Call it the luck of the Dead, if you will, but here's a franchise that appears to have been especially well-managed, in the main. Since Sam Raimi's original trilogy concluded in the early 1990s, the Evil Dead series has given us a solid 2013 reboot, running through a similar neck of the woods with fresh faces and an improved budget, and - better yet - the gloriously splattery Ash vs. Evil Dead for cable TV, catching us up with Bruce Campbell's series talisman. Evil Dead Rise, which presents as a further reboot, hews closer to the former than the latter (it's not really going for laughs, which is both its strength and a limitation/flaw), but what it actually suggests above all else is what an Evil Dead movie might have looked like had the series been initiated within the studio system in that window of time separating The Exorcist from Poltergeist. It's some way slicker than anything Raimi signed his name to, the money it saves on actors having been spent elsewhere on sets and state-of-the-art sound design, but it's also more of an ordeal, in a way I fear is likely to scare newcomers (and possibly even some long-term fans) off. The lakeside opening is but mere feint, frontloaded action; the bulk of the movie takes place indoors, around an expensive-looking recreation of a tumbledown apartment block marked for imminent demolition.

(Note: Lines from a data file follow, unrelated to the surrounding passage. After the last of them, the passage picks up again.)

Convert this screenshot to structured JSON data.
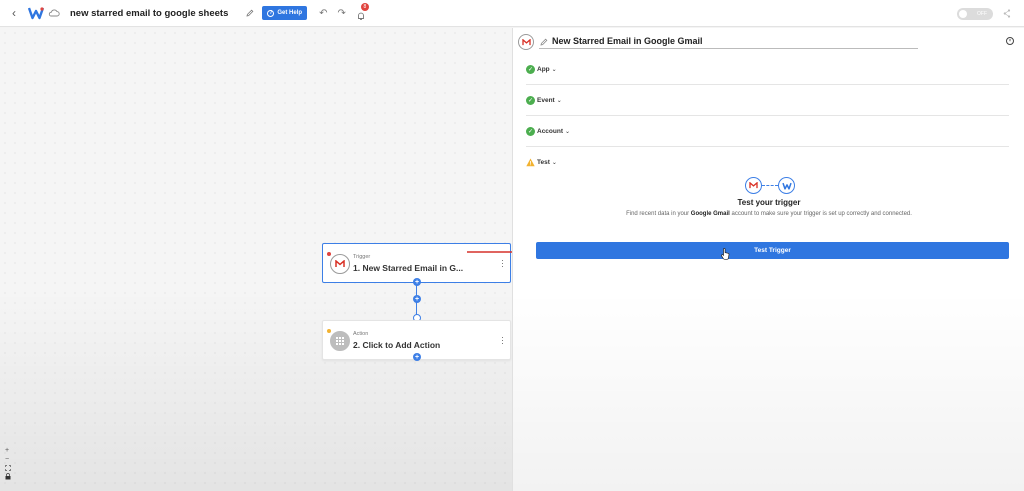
{
  "topbar": {
    "back_icon": "chevron-left-icon",
    "logo_icon": "w-logo-icon",
    "workflow_title": "new starred email to google sheets",
    "help_label": "Get Help",
    "help_icon_glyph": "?",
    "notification_count": "8",
    "toggle_label": "OFF"
  },
  "canvas": {
    "trigger_node": {
      "type_label": "Trigger",
      "title": "1. New Starred Email in G...",
      "app_icon": "gmail-icon"
    },
    "action_node": {
      "type_label": "Action",
      "title": "2. Click to Add Action",
      "app_icon": "grid-icon"
    },
    "add_step_glyph": "+",
    "zoom_in": "+",
    "zoom_out": "−"
  },
  "panel": {
    "title": "New Starred Email in Google Gmail",
    "close_glyph": "×",
    "sections": [
      {
        "label": "App",
        "status": "complete"
      },
      {
        "label": "Event",
        "status": "complete"
      },
      {
        "label": "Account",
        "status": "complete"
      },
      {
        "label": "Test",
        "status": "warning"
      }
    ],
    "test": {
      "heading": "Test your trigger",
      "desc_before": "Find recent data in your ",
      "desc_app": "Google Gmail",
      "desc_after": " account to make sure your trigger is set up correctly and connected.",
      "button_label": "Test Trigger"
    }
  },
  "colors": {
    "accent": "#2f76e0",
    "success": "#4cae4f",
    "warning": "#f2b230",
    "error": "#e0443e"
  }
}
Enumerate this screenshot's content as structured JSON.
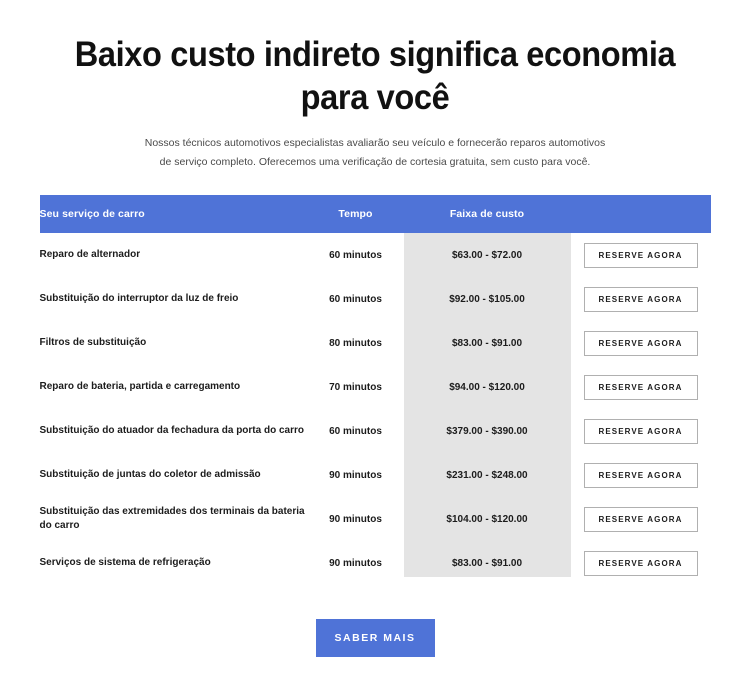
{
  "hero": {
    "title": "Baixo custo indireto significa economia para você",
    "subtitle": "Nossos técnicos automotivos especialistas avaliarão seu veículo e fornecerão reparos automotivos de serviço completo. Oferecemos uma verificação de cortesia gratuita, sem custo para você."
  },
  "colors": {
    "accent": "#4f73d7",
    "price_band": "#e4e4e4",
    "header_text": "#ffffff",
    "body_text": "#1c1c1c",
    "subtitle_text": "#4a4a4a",
    "button_border": "#b0b0b0"
  },
  "table": {
    "headers": {
      "service": "Seu serviço de carro",
      "time": "Tempo",
      "price": "Faixa de custo",
      "action": ""
    },
    "action_label": "RESERVE AGORA",
    "rows": [
      {
        "service": "Reparo de alternador",
        "time": "60 minutos",
        "price": "$63.00 - $72.00",
        "action": "RESERVE AGORA"
      },
      {
        "service": "Substituição do interruptor da luz de freio",
        "time": "60 minutos",
        "price": "$92.00 - $105.00",
        "action": "RESERVE AGORA"
      },
      {
        "service": "Filtros de substituição",
        "time": "80 minutos",
        "price": "$83.00 - $91.00",
        "action": "RESERVE AGORA"
      },
      {
        "service": "Reparo de bateria, partida e carregamento",
        "time": "70 minutos",
        "price": "$94.00 - $120.00",
        "action": "RESERVE AGORA"
      },
      {
        "service": "Substituição do atuador da fechadura da porta do carro",
        "time": "60 minutos",
        "price": "$379.00 - $390.00",
        "action": "RESERVE AGORA"
      },
      {
        "service": "Substituição de juntas do coletor de admissão",
        "time": "90 minutos",
        "price": "$231.00 - $248.00",
        "action": "RESERVE AGORA"
      },
      {
        "service": "Substituição das extremidades dos terminais da bateria do carro",
        "time": "90 minutos",
        "price": "$104.00 - $120.00",
        "action": "RESERVE AGORA"
      },
      {
        "service": "Serviços de sistema de refrigeração",
        "time": "90 minutos",
        "price": "$83.00 - $91.00",
        "action": "RESERVE AGORA"
      }
    ]
  },
  "cta": {
    "label": "SABER MAIS"
  }
}
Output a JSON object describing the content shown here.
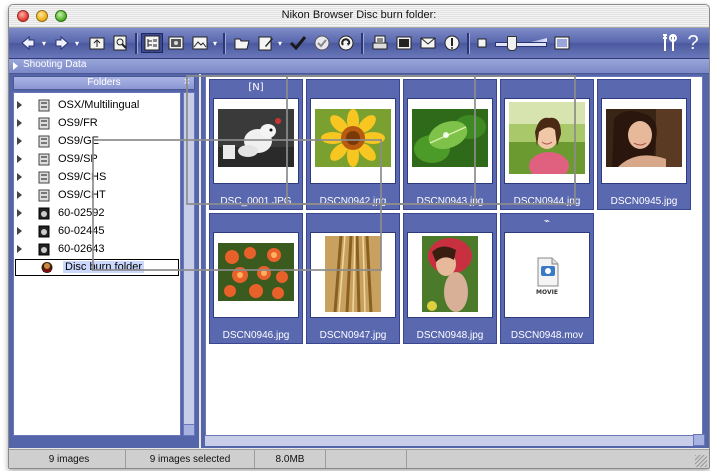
{
  "window": {
    "title": "Nikon Browser  Disc burn folder:"
  },
  "toolbar": {
    "icons": [
      "back-icon",
      "forward-icon",
      "folder-up-icon",
      "zoom-icon",
      "tree-view-icon",
      "folder-view-icon",
      "image-folder-icon",
      "open-folder-icon",
      "edit-icon",
      "check-icon",
      "protect-icon",
      "rotate-icon",
      "print-icon",
      "slideshow-icon",
      "mail-icon",
      "web-icon",
      "thumbnail-size-slider",
      "preview-size-icon",
      "tools-icon",
      "help-icon"
    ]
  },
  "shooting_data": {
    "label": "Shooting Data"
  },
  "folders": {
    "header": "Folders",
    "close": "×",
    "items": [
      {
        "label": "OSX/Multilingual",
        "icon": "disc-icon"
      },
      {
        "label": "OS9/FR",
        "icon": "disc-icon"
      },
      {
        "label": "OS9/GE",
        "icon": "disc-icon"
      },
      {
        "label": "OS9/SP",
        "icon": "disc-icon"
      },
      {
        "label": "OS9/CHS",
        "icon": "disc-icon"
      },
      {
        "label": "OS9/CHT",
        "icon": "disc-icon"
      },
      {
        "label": "60-02592",
        "icon": "camera-card-icon"
      },
      {
        "label": "60-02445",
        "icon": "camera-card-icon"
      },
      {
        "label": "60-02643",
        "icon": "camera-card-icon"
      },
      {
        "label": "Disc burn folder",
        "icon": "burn-folder-icon",
        "selected": true
      }
    ]
  },
  "thumbnails": [
    {
      "name": "DSC_0001.JPG",
      "badge": "[N]",
      "subject": "dog"
    },
    {
      "name": "DSCN0942.jpg",
      "badge": "",
      "subject": "sunflower"
    },
    {
      "name": "DSCN0943.jpg",
      "badge": "",
      "subject": "leaf"
    },
    {
      "name": "DSCN0944.jpg",
      "badge": "",
      "subject": "girl-field"
    },
    {
      "name": "DSCN0945.jpg",
      "badge": "",
      "subject": "woman-portrait"
    },
    {
      "name": "DSCN0946.jpg",
      "badge": "",
      "subject": "lilies"
    },
    {
      "name": "DSCN0947.jpg",
      "badge": "",
      "subject": "wheat"
    },
    {
      "name": "DSCN0948.jpg",
      "badge": "",
      "subject": "girl-lying"
    },
    {
      "name": "DSCN0948.mov",
      "badge": "⌁",
      "subject": "movie"
    }
  ],
  "movie_label": "MOVIE",
  "status": {
    "images": "9 images",
    "selected": "9 images selected",
    "size": "8.0MB"
  },
  "colors": {
    "toolbar": "#5765ad",
    "panel": "#5565aa",
    "selection": "#cdd8ff"
  }
}
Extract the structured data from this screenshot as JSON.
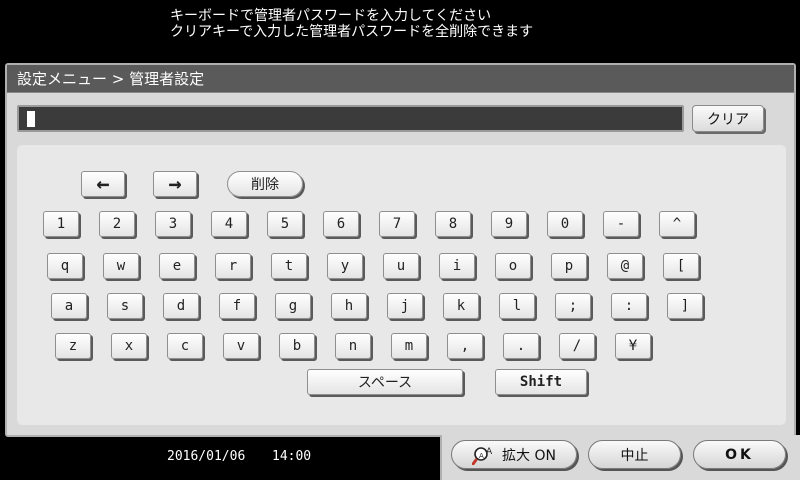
{
  "message": {
    "line1": "キーボードで管理者パスワードを入力してください",
    "line2": "クリアキーで入力した管理者パスワードを全削除できます"
  },
  "breadcrumb": "設定メニュー > 管理者設定",
  "input": {
    "value": ""
  },
  "clear_label": "クリア",
  "keyboard": {
    "left_arrow": "←",
    "right_arrow": "→",
    "delete_label": "削除",
    "row1": [
      "1",
      "2",
      "3",
      "4",
      "5",
      "6",
      "7",
      "8",
      "9",
      "0",
      "-",
      "^"
    ],
    "row2": [
      "q",
      "w",
      "e",
      "r",
      "t",
      "y",
      "u",
      "i",
      "o",
      "p",
      "@",
      "["
    ],
    "row3": [
      "a",
      "s",
      "d",
      "f",
      "g",
      "h",
      "j",
      "k",
      "l",
      ";",
      ":",
      "]"
    ],
    "row4": [
      "z",
      "x",
      "c",
      "v",
      "b",
      "n",
      "m",
      ",",
      ".",
      "/",
      "¥"
    ],
    "space_label": "スペース",
    "shift_label": "Shift"
  },
  "status": {
    "date": "2016/01/06",
    "time": "14:00"
  },
  "footer": {
    "zoom_label": "拡大 ON",
    "stop_label": "中止",
    "ok_label": "OK"
  },
  "icons": {
    "zoom": "magnifier-icon"
  }
}
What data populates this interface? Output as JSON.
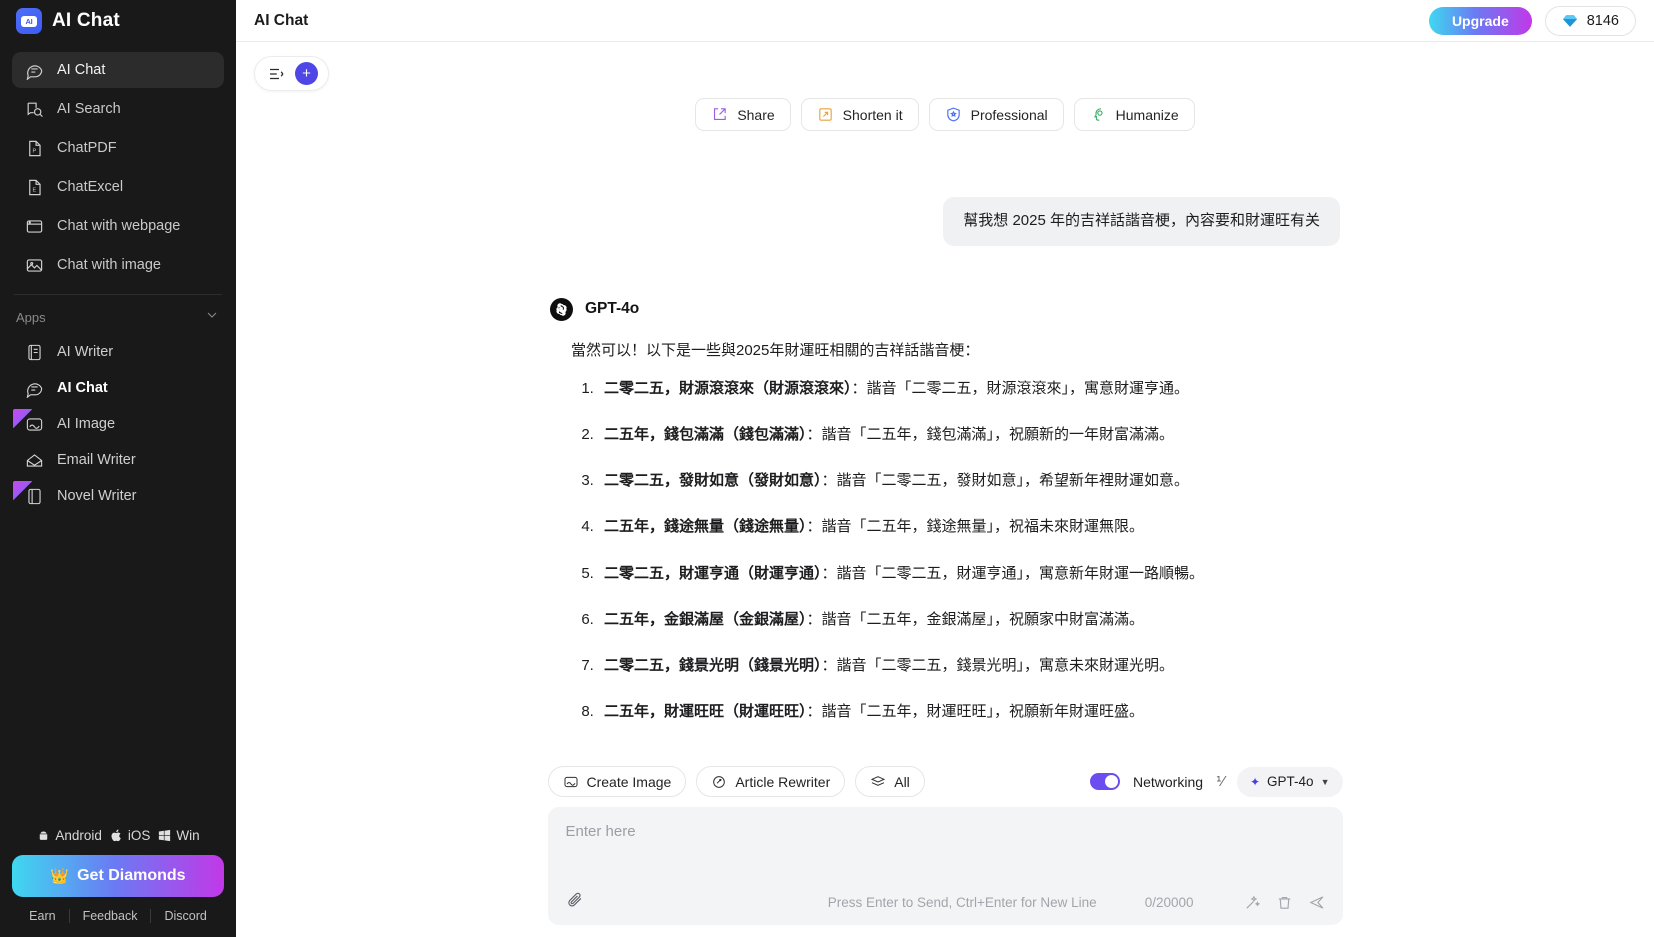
{
  "brand": {
    "logo_text": "AI",
    "title": "AI Chat"
  },
  "sidebar": {
    "nav": [
      {
        "label": "AI Chat",
        "icon": "chat-icon",
        "active": true
      },
      {
        "label": "AI Search",
        "icon": "search-doc-icon",
        "active": false
      },
      {
        "label": "ChatPDF",
        "icon": "pdf-icon",
        "active": false
      },
      {
        "label": "ChatExcel",
        "icon": "excel-icon",
        "active": false
      },
      {
        "label": "Chat with webpage",
        "icon": "browser-icon",
        "active": false
      },
      {
        "label": "Chat with image",
        "icon": "image-icon",
        "active": false
      }
    ],
    "apps_header": "Apps",
    "apps": [
      {
        "label": "AI Writer",
        "icon": "writer-icon",
        "selected": false,
        "ribbon": false
      },
      {
        "label": "AI Chat",
        "icon": "chat-icon",
        "selected": true,
        "ribbon": false
      },
      {
        "label": "AI Image",
        "icon": "image-icon",
        "selected": false,
        "ribbon": true
      },
      {
        "label": "Email Writer",
        "icon": "envelope-icon",
        "selected": false,
        "ribbon": false
      },
      {
        "label": "Novel Writer",
        "icon": "book-icon",
        "selected": false,
        "ribbon": true
      }
    ],
    "platforms": [
      {
        "label": "Android",
        "icon": "android-icon"
      },
      {
        "label": "iOS",
        "icon": "apple-icon"
      },
      {
        "label": "Win",
        "icon": "windows-icon"
      }
    ],
    "get_diamonds": "Get Diamonds",
    "links": [
      "Earn",
      "Feedback",
      "Discord"
    ]
  },
  "topbar": {
    "title": "AI Chat",
    "upgrade": "Upgrade",
    "diamonds": "8146"
  },
  "actions": [
    {
      "label": "Share",
      "icon": "share-icon",
      "color": "#9b5de5"
    },
    {
      "label": "Shorten it",
      "icon": "shorten-icon",
      "color": "#e8a33d"
    },
    {
      "label": "Professional",
      "icon": "shield-icon",
      "color": "#4a6cf7"
    },
    {
      "label": "Humanize",
      "icon": "humanize-icon",
      "color": "#3fae6a"
    }
  ],
  "chat": {
    "user_message": "幫我想 2025 年的吉祥話諧音梗，內容要和財運旺有关",
    "assistant_name": "GPT-4o",
    "assistant_intro": "當然可以！以下是一些與2025年財運旺相關的吉祥話諧音梗：",
    "points": [
      {
        "bold": "二零二五，財源滾滾來（財源滾滾來）",
        "rest": "：諧音「二零二五，財源滾滾來」，寓意財運亨通。"
      },
      {
        "bold": "二五年，錢包滿滿（錢包滿滿）",
        "rest": "：諧音「二五年，錢包滿滿」，祝願新的一年財富滿滿。"
      },
      {
        "bold": "二零二五，發財如意（發財如意）",
        "rest": "：諧音「二零二五，發財如意」，希望新年裡財運如意。"
      },
      {
        "bold": "二五年，錢途無量（錢途無量）",
        "rest": "：諧音「二五年，錢途無量」，祝福未來財運無限。"
      },
      {
        "bold": "二零二五，財運亨通（財運亨通）",
        "rest": "：諧音「二零二五，財運亨通」，寓意新年財運一路順暢。"
      },
      {
        "bold": "二五年，金銀滿屋（金銀滿屋）",
        "rest": "：諧音「二五年，金銀滿屋」，祝願家中財富滿滿。"
      },
      {
        "bold": "二零二五，錢景光明（錢景光明）",
        "rest": "：諧音「二零二五，錢景光明」，寓意未來財運光明。"
      },
      {
        "bold": "二五年，財運旺旺（財運旺旺）",
        "rest": "：諧音「二五年，財運旺旺」，祝願新年財運旺盛。"
      }
    ]
  },
  "composer": {
    "tools": [
      {
        "label": "Create Image",
        "icon": "image-icon"
      },
      {
        "label": "Article Rewriter",
        "icon": "rewrite-icon"
      },
      {
        "label": "All",
        "icon": "layers-icon"
      }
    ],
    "networking_label": "Networking",
    "networking_on": true,
    "percent_label": "⅟",
    "model": "GPT-4o",
    "placeholder": "Enter here",
    "hint": "Press Enter to Send, Ctrl+Enter for New Line",
    "counter": "0/20000"
  }
}
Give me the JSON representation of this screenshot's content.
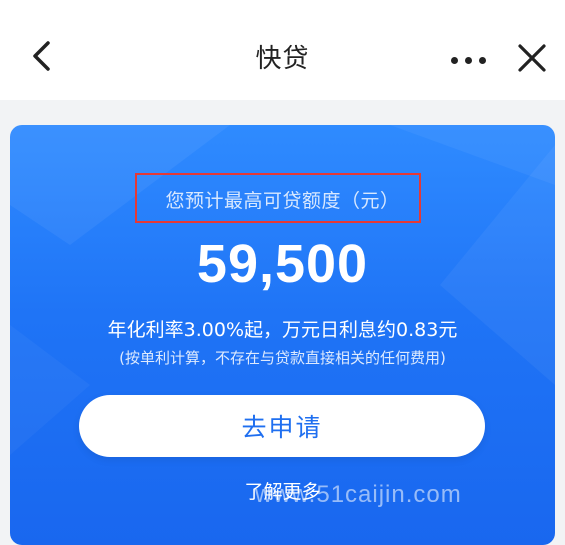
{
  "header": {
    "title": "快贷",
    "back_icon": "chevron-left-icon",
    "more_icon": "more-dots-icon",
    "close_icon": "close-icon"
  },
  "card": {
    "limit_label": "您预计最高可贷额度（元）",
    "amount": "59,500",
    "rate_text": "年化利率3.00%起，万元日利息约0.83元",
    "note_text": "(按单利计算，不存在与贷款直接相关的任何费用)",
    "apply_label": "去申请",
    "learn_more_label": "了解更多",
    "highlight_color": "#e53935",
    "accent_color": "#1f74f6"
  },
  "watermark": "www.51caijin.com"
}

The focus is now on a tight but lopsided family unit: two sisters (Alyssa Sutherland, who could pass for Olivia Wilde, and Lily Sullivan, who could pass for Parker Posey), three kids, one of whom stumbles across that book with the Ed Gein cover and the outré illustrations (and, in this iteration, Venus flytrap-like binding, a del Toro-ish organic flourish) while exploring the basement in the wake of an earthquake. Of course opening it proves ill-advised: the wind redoubles, the camera does that low charge across the ground that Raimi encoded in the series' DNA, and we wind up with an Evil Dead movie in a setting just different enough from what's gone before to get at least the suits interested.
The writer-director is the Irishman Lee Cronin, and the film is at its strongest early on, when demonstrating what Cronin learnt on his impressive 2019 breakthrough The Hole in the Ground. The opening half-hour sets up a promisingly gnarly, fraying set of relationships - and that earthquake generates another, literal rupture - while pulling the franchise in the direction of a new dynamic. Instead of Raimi's solitary, indomitable, overburdened and underqualified hero - and don't forget Campbell was just about all the series could afford back then - we now have a group of concerned women of various ages attempting to pull one another out of the void. Pity, then, that the second half only makes one wonder what the point of this extended set-up was. The film doesn't get any deeper for it; the women are allowed flickers of personality, but mostly remain empty vessels, to be possessed, bashed about and finally reduced to offal. Carnage takes priority over character development. If you're showing up purely for that, you'll be fine, but even here, it's clear there's been some kind of trade-off. Bringing the Evil Deads indoors ups the intensity, while losing the wildness and fun. Cronin evidently has the technical clout, keeping his widescreen frames busy, and his details (flies on eyeballs, cheesegraters on legs) suggest very precise storyboarding. Yet he hasn't as yet got Raimi's flair and showmanship. Instead, Evil Dead Rise finds itself possessed by a deadening fanboy seriousness that expects to elicit applause for having the characters chant "dead by dawn" at a pivotal juncture, and for engineering the kind of slavishly obvious Kubrick homage for which critics used to deduct stars back in the day. Points for spraying multiplex screens with more grue than they've witnessed for many years; points off for being so grimly mechanical about it.
Evil Dead Rise is now playing in cinemas nationwide.